The announcement of Shops in May has been followed by a more recent update; that a new tab is being added to the main Facebook app, making it even easier for users to directly access the feature. This is a similar tab to the one introduced on Instagram in July.
Speaking of Instagram ...
Instagram, it seems, has had a more seamless journey to becoming a fully fledged commerce platform. Because of the nature of its most popular content — fashion, beauty and lifestyle products promoted by influencers — it makes sense that Instagram would want to offer purchase options for its users to keep them on the platform.
In March 2019, Instagram started rolling out Checkout, a feature first adopted by the likes of Zara and Nike, allowing users to view a product from a shoppable post and purchase, all within the Instagram app.
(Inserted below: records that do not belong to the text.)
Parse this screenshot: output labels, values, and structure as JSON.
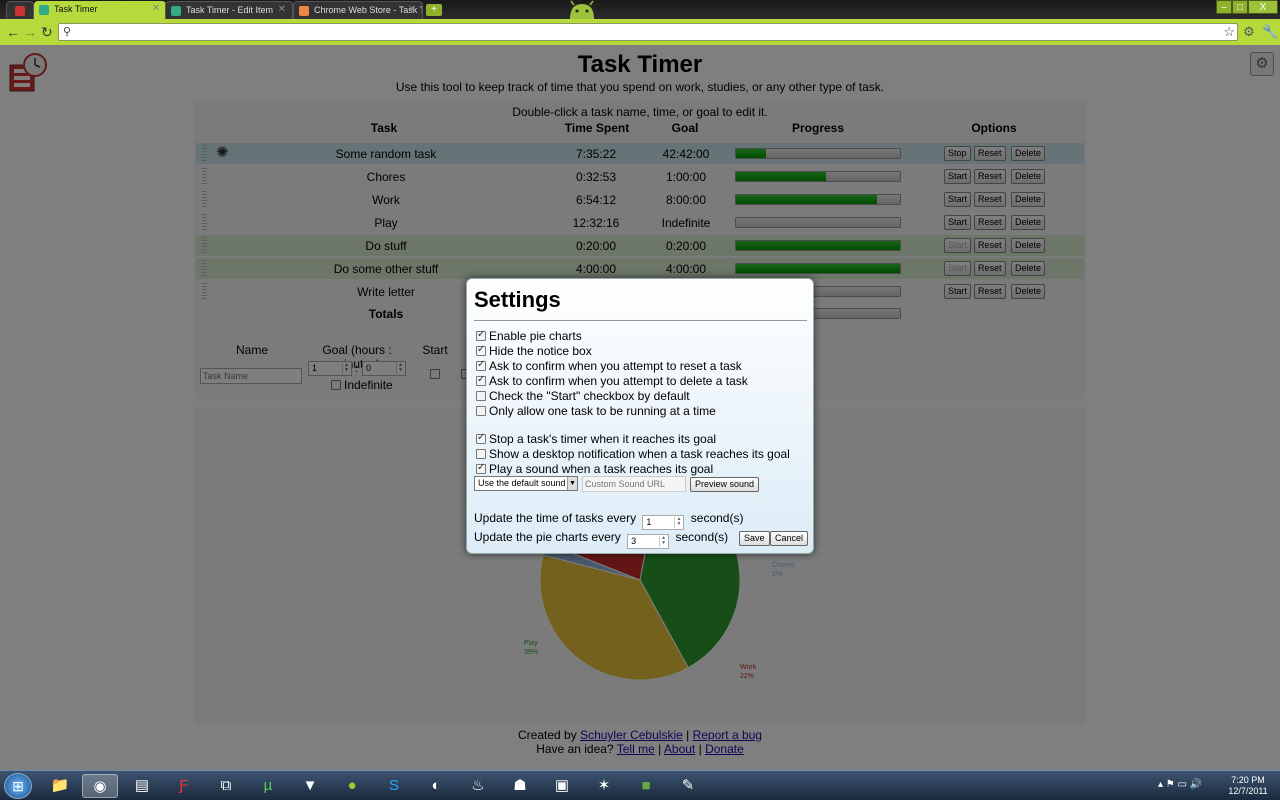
{
  "browser": {
    "tabs": [
      {
        "title": "Task Timer",
        "active": true,
        "icon": "task-timer-favicon"
      },
      {
        "title": "Task Timer - Edit Item",
        "active": false,
        "icon": "task-timer-favicon"
      },
      {
        "title": "Chrome Web Store - Task T",
        "active": false,
        "icon": "chrome-store-favicon"
      }
    ],
    "window_buttons": [
      "–",
      "□",
      "X"
    ]
  },
  "app": {
    "title": "Task Timer",
    "subtitle": "Use this tool to keep track of time that you spend on work, studies, or any other type of task.",
    "hint": "Double-click a task name, time, or goal to edit it.",
    "headers": {
      "task": "Task",
      "time_spent": "Time Spent",
      "goal": "Goal",
      "progress": "Progress",
      "options": "Options"
    },
    "tasks": [
      {
        "name": "Some random task",
        "spent": "7:35:22",
        "goal": "42:42:00",
        "progress": 0.18,
        "state": "running",
        "start_label": "Stop",
        "reset_label": "Reset",
        "delete_label": "Delete"
      },
      {
        "name": "Chores",
        "spent": "0:32:53",
        "goal": "1:00:00",
        "progress": 0.55,
        "state": "idle",
        "start_label": "Start",
        "reset_label": "Reset",
        "delete_label": "Delete"
      },
      {
        "name": "Work",
        "spent": "6:54:12",
        "goal": "8:00:00",
        "progress": 0.86,
        "state": "idle",
        "start_label": "Start",
        "reset_label": "Reset",
        "delete_label": "Delete"
      },
      {
        "name": "Play",
        "spent": "12:32:16",
        "goal": "Indefinite",
        "progress": 0,
        "state": "idle",
        "start_label": "Start",
        "reset_label": "Reset",
        "delete_label": "Delete"
      },
      {
        "name": "Do stuff",
        "spent": "0:20:00",
        "goal": "0:20:00",
        "progress": 1,
        "state": "done",
        "start_label": "Start",
        "reset_label": "Reset",
        "delete_label": "Delete"
      },
      {
        "name": "Do some other stuff",
        "spent": "4:00:00",
        "goal": "4:00:00",
        "progress": 1,
        "state": "done",
        "start_label": "Start",
        "reset_label": "Reset",
        "delete_label": "Delete"
      },
      {
        "name": "Write letter",
        "spent": "",
        "goal": "",
        "progress": 0,
        "state": "idle",
        "start_label": "Start",
        "reset_label": "Reset",
        "delete_label": "Delete"
      }
    ],
    "totals_label": "Totals",
    "add_form": {
      "name_label": "Name",
      "goal_label": "Goal (hours : minutes)",
      "start_label": "Start",
      "name_placeholder": "Task Name",
      "hours": "1",
      "minutes": "0",
      "separator": ":",
      "indefinite_label": "Indefinite"
    },
    "footer": {
      "created_by": "Created by",
      "author": "Schuyler Cebulskie",
      "sep": "|",
      "report": "Report a bug",
      "idea": "Have an idea?",
      "tell": "Tell me",
      "about": "About",
      "donate": "Donate"
    }
  },
  "chart_data": {
    "type": "pie",
    "slices": [
      {
        "label": "Play",
        "value": 39,
        "color": "#2e9a2e"
      },
      {
        "label": "Work",
        "value": 22,
        "color": "#c62b2b"
      },
      {
        "label": "Chores",
        "value": 2,
        "color": "#8fb3d9"
      },
      {
        "label": "",
        "value": 37,
        "color": "#e8c23a"
      }
    ],
    "labels": [
      {
        "name": "Play",
        "pct": "39%"
      },
      {
        "name": "Work",
        "pct": "22%"
      },
      {
        "name": "Chores",
        "pct": "2%"
      }
    ]
  },
  "settings": {
    "title": "Settings",
    "options": [
      {
        "label": "Enable pie charts",
        "checked": true
      },
      {
        "label": "Hide the notice box",
        "checked": true
      },
      {
        "label": "Ask to confirm when you attempt to reset a task",
        "checked": true
      },
      {
        "label": "Ask to confirm when you attempt to delete a task",
        "checked": true
      },
      {
        "label": "Check the \"Start\" checkbox by default",
        "checked": false
      },
      {
        "label": "Only allow one task to be running at a time",
        "checked": false
      }
    ],
    "goal_options": [
      {
        "label": "Stop a task's timer when it reaches its goal",
        "checked": true
      },
      {
        "label": "Show a desktop notification when a task reaches its goal",
        "checked": false
      },
      {
        "label": "Play a sound when a task reaches its goal",
        "checked": true
      }
    ],
    "sound_select": "Use the default sound",
    "sound_url_placeholder": "Custom Sound URL",
    "preview_label": "Preview sound",
    "update_tasks_prefix": "Update the time of tasks every",
    "update_tasks_value": "1",
    "update_tasks_suffix": "second(s)",
    "update_pie_prefix": "Update the pie charts every",
    "update_pie_value": "3",
    "update_pie_suffix": "second(s)",
    "save_label": "Save",
    "cancel_label": "Cancel"
  },
  "taskbar": {
    "time": "7:20 PM",
    "date": "12/7/2011"
  }
}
Instagram Checkout is now available to all eligible businesses and creators in the U.S. And even more welcome news, Instagram is waiving its selling fee for this feature through the rest of the year.
The greater popularity of Instragram’s Live feature is one key differentiator from its parent company, Facebook. Having seen the success of live shopping around the world — particularly in China and Korea — Instagram is looking to expand its offering. It’s currently testing a live shopping experience, whereby brands can tag products in their livestreams and viewers can tap on the product to learn more and purchase while they’re watching. We'll have to wait and see if this social commerce feature is adopted by users in the U.S., and which brands will be eligible.
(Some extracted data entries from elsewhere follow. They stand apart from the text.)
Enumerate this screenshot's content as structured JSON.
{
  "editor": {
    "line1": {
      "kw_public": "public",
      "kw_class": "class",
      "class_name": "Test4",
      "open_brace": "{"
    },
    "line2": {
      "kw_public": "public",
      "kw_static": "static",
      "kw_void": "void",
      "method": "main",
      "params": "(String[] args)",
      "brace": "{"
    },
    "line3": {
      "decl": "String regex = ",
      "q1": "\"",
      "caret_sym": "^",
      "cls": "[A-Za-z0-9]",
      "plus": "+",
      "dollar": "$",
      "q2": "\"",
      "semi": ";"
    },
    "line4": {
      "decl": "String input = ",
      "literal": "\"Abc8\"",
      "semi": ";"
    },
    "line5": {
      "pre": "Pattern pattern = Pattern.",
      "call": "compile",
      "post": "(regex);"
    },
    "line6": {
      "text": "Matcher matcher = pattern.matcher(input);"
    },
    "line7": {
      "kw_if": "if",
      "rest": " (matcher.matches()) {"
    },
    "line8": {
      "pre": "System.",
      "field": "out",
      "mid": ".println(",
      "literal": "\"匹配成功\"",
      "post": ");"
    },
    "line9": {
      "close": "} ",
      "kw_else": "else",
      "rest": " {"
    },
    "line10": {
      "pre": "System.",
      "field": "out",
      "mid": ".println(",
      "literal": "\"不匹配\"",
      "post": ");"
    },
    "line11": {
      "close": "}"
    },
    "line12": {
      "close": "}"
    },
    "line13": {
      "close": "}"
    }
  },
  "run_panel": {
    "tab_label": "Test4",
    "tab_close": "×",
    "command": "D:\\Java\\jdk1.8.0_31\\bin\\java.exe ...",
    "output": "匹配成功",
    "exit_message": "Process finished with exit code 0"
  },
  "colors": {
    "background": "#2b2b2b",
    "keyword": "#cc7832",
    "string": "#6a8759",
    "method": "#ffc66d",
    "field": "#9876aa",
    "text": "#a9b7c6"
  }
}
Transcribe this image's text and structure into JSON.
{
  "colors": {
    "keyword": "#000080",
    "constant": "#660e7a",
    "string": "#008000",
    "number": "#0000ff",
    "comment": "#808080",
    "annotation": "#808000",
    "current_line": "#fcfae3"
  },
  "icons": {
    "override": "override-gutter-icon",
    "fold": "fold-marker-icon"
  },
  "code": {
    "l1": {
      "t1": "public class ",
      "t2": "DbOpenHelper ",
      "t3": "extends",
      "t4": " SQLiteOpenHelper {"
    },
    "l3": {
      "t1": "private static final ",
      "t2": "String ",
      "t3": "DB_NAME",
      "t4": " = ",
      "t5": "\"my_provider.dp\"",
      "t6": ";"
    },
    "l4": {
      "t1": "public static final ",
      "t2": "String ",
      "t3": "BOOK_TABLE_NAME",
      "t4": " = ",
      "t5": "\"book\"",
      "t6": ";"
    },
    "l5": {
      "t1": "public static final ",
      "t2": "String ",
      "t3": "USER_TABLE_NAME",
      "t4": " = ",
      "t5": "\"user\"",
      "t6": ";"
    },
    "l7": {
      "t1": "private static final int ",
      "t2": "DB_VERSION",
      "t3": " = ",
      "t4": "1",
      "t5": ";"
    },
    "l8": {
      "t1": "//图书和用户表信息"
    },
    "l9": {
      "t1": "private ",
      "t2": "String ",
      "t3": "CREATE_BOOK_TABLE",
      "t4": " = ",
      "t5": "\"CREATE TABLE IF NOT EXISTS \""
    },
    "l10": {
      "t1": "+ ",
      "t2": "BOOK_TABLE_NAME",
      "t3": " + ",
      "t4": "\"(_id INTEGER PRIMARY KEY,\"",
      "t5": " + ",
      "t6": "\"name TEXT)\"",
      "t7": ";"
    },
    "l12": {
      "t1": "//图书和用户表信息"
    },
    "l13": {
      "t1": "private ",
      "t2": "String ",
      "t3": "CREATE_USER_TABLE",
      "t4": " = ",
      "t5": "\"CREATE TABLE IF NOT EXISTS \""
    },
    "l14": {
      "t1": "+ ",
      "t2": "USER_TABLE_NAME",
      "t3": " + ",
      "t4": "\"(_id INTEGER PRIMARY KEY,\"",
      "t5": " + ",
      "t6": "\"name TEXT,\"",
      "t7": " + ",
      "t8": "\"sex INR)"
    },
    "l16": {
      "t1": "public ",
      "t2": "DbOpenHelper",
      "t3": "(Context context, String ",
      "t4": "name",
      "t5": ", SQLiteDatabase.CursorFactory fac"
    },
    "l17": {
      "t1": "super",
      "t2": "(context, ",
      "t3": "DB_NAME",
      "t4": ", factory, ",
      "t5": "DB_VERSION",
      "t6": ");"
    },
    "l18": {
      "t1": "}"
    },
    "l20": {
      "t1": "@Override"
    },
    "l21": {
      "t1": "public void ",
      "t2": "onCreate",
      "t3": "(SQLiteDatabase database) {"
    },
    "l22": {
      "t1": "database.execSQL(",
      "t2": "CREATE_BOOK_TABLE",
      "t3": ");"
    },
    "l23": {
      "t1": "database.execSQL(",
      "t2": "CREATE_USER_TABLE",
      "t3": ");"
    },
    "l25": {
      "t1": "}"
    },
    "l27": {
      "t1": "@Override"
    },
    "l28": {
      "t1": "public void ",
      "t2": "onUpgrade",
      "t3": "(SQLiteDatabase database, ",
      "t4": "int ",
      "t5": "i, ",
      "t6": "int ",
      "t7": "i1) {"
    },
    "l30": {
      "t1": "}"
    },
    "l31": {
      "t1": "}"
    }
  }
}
Pinterest has always been a popular platform for discovering new products, brands and ideas. With the recent launch of its Verified Merchant Program (VMP), Pinterest is taking it to the next level by offering not only a discoverable experience, but a shoppable experience from vetted brands. VMP now provides a level of legitimacy and builds trust directly with the consumer. Brands that have been accepted to VMP get an exclusive badge. Furthermore, the ability to tie in a feed allows for brands to showcase price and availability information on all of their product pins. There’s now even an added “shop tab” within a brand’s Pinterest profile to make the shopping and discovery portion seamless. Furthermore, VMP provides brands with an insights tool to see the impact on total sales of both paid and organic pins.
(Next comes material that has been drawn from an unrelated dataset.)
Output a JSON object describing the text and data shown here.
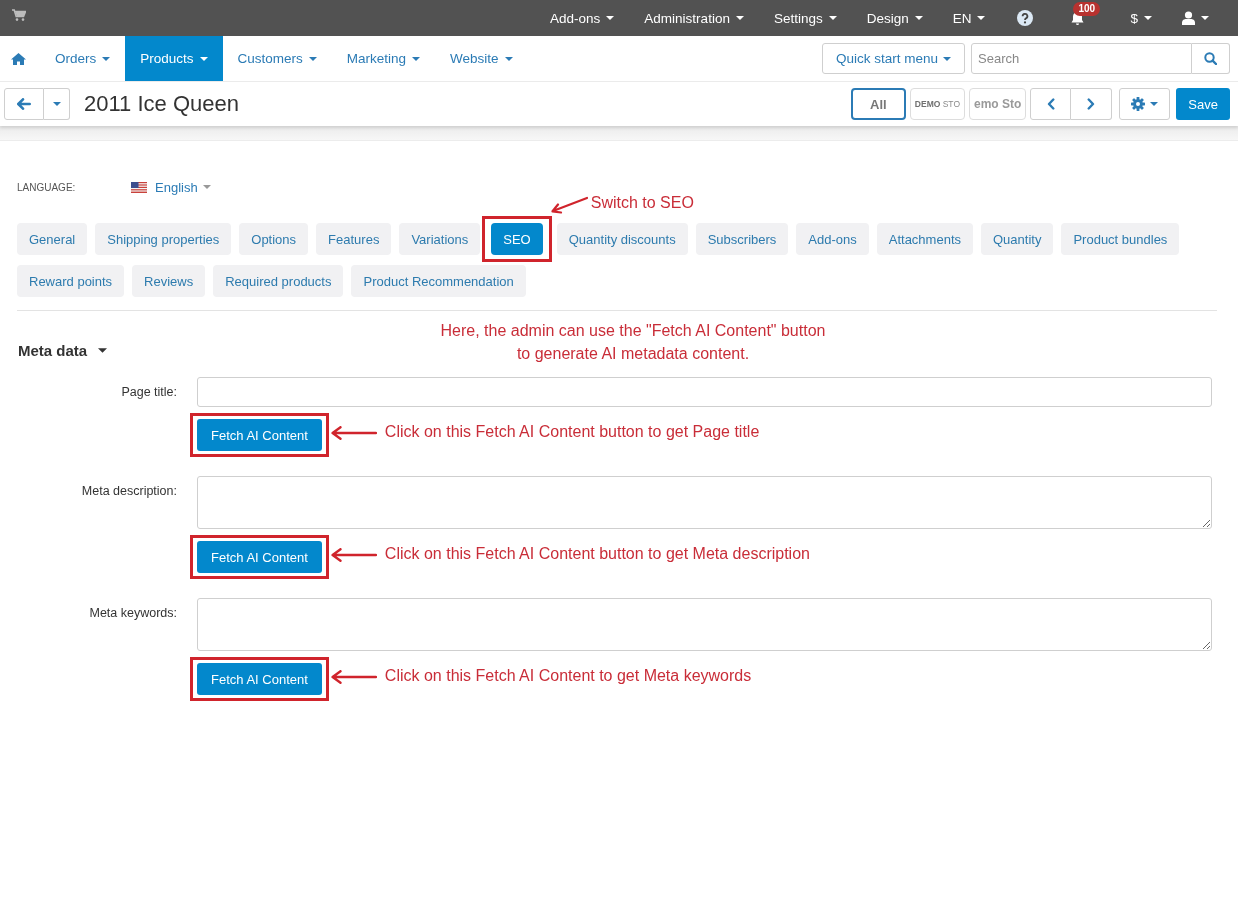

Not to be outdone by its competitors, Snapchat has also sought to develop its e-commerce offering. In 2018, in partnership with Shopify, Snapchat allowed select accounts to have a store within the app. This was an extension on an already existing feature whereby users could swipe up on snaps from influencers, publishers and brands to buy products directly in the app.
But where Snapchat makes its key differentiation from the likes of Facebook and Instagram is harnessing what it’s known for: being a camera-first platform. Also in 2018, this time partnering with Amazon.com, Snapchat started to roll out a new visual search feature — being able to search and find a product on Amazon directly from the Snapchat camera. It’s an incredibly innovative, albeit slightly restricted, feature for the social platform that few others have tried to replicate.
With social commerce having its shining moment, we predict we will see more and more tools created to provide seamless shopping experiences for consumers. For platforms like Facebook and Instagram, with large and established user bases, it’s likely we will see a more consistent evolution of the commerce features they already offer. But perhaps for new and rising players like TikTok, we might see even more innovative solutions that haven't yet been explored. Social commerce is an exciting space to be in, and for brands that want to stay ahead of the trend, these tools should be used to the best of their ability to meet the consumer where they are.
Allyson Lai and Katie McMahon are senior account managers, Biddable, Croud, a global digital marketing agency.